All in all the display cases made me happy to see some of the events and works that have been so hugely influential to the development of the Internet (and thus to the development of our current culture and politics) represented in a physical cultural space. They show a side of Internet culture that is heavily underrepresented in the general discourse around new media technologies in both mainstream media and art. During a private tour of Whistleblowers & Vigilantes for visitors of the simultaneously running Hito Steyerl exhibition Inke Arns explained how for her this exhibition is long overdue as well. According to Arns the threat to our freedom through abuse of new technologies should receive as much attention in art as the anthropocene. HMKV sees it as its responsibility to do something about it.
Whistleblowers & Vigilantes however does not make a straightforward statement. Its structure, both physically and content-wise, is too complex for that. This does not mean it is a bad exhibition. The bringing together of the ‘Lulz’, Anonymous, the Unabomber, net art, hacktivism, hackers and Manning, Snowden, Assange and even Breivik in one space definitely creates a lively exhibition, which cannot leave a visitor unaffected. This strange assembly then needs to be unraveled and this is where the curators take quite some risk. The addition of Hito Steyerl’s installation Factory of the Sun, an exhibition that runs simultaneously on a different floor, could help to bring the serious, crazy and light elements of the show together for that part of the audience that loses its way. In her smart playful manner Steyerl blends science fiction, humor and critique of the surveillance society in a faux holodeck cinema experience. The exhibition also includes a few live events that steer the whole into safe waters. Netzpolitik journalist Markus Beckedahl has given a presentation and so has Jens Kabisch. Kabisch wrote a text about whistleblowers that is available on the website, but this text is unfortunately only available in German. My advice to the non-German audience is to download the press kit in order to get more background information.

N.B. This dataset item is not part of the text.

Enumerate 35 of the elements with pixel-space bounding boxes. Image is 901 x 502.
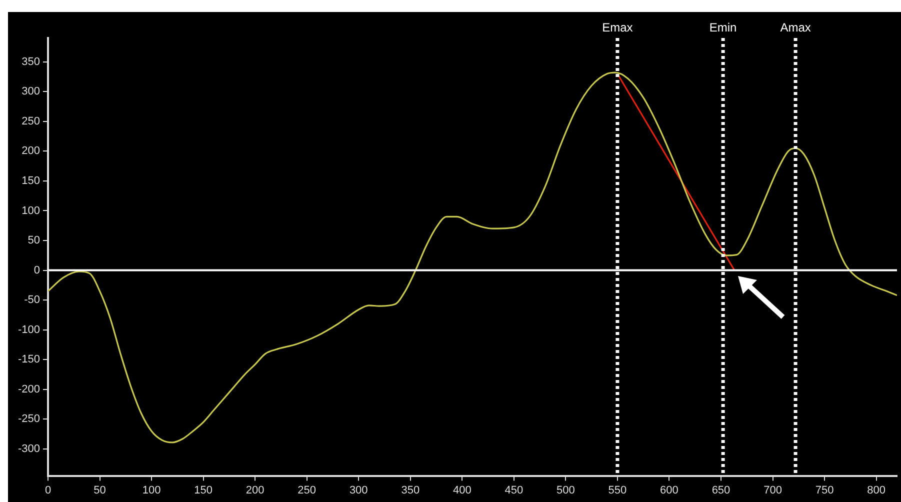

Whistleblowers & Vigilantes is a challenge to the audience. It asks for more reflection and time to take in than most exhibitions. After getting some more grip on it the complexity and scope of the exhibition, however, is impressive. It not only brings together many important, interesting and sometimes scary examples of contemporary forms of resistance and rebellion. What is also represented is the space of resistance and play that escapes attempts at systematic control, even in a full-on surveillance state. Once recovered from my initial shock this is what stayed with me the most. The wide-ranging documents, objects and installations reveal the system’s shadow spaces and vulnerabilities. Whistleblowers & Vigilanters differs from the flood of other art exhibitions themed around surveillance and control by reflecting on the legitimacy of online autonomous political action in general. Indirectly this means it also reflects upon the space of life that exists beyond all control. Rather than create another horror show around the future of privacy and freedom, with Whistleblower & Vigilanten we are presented with the persistence of fringe cultures and of free thinkers. For me this makes this an exhibition of hope.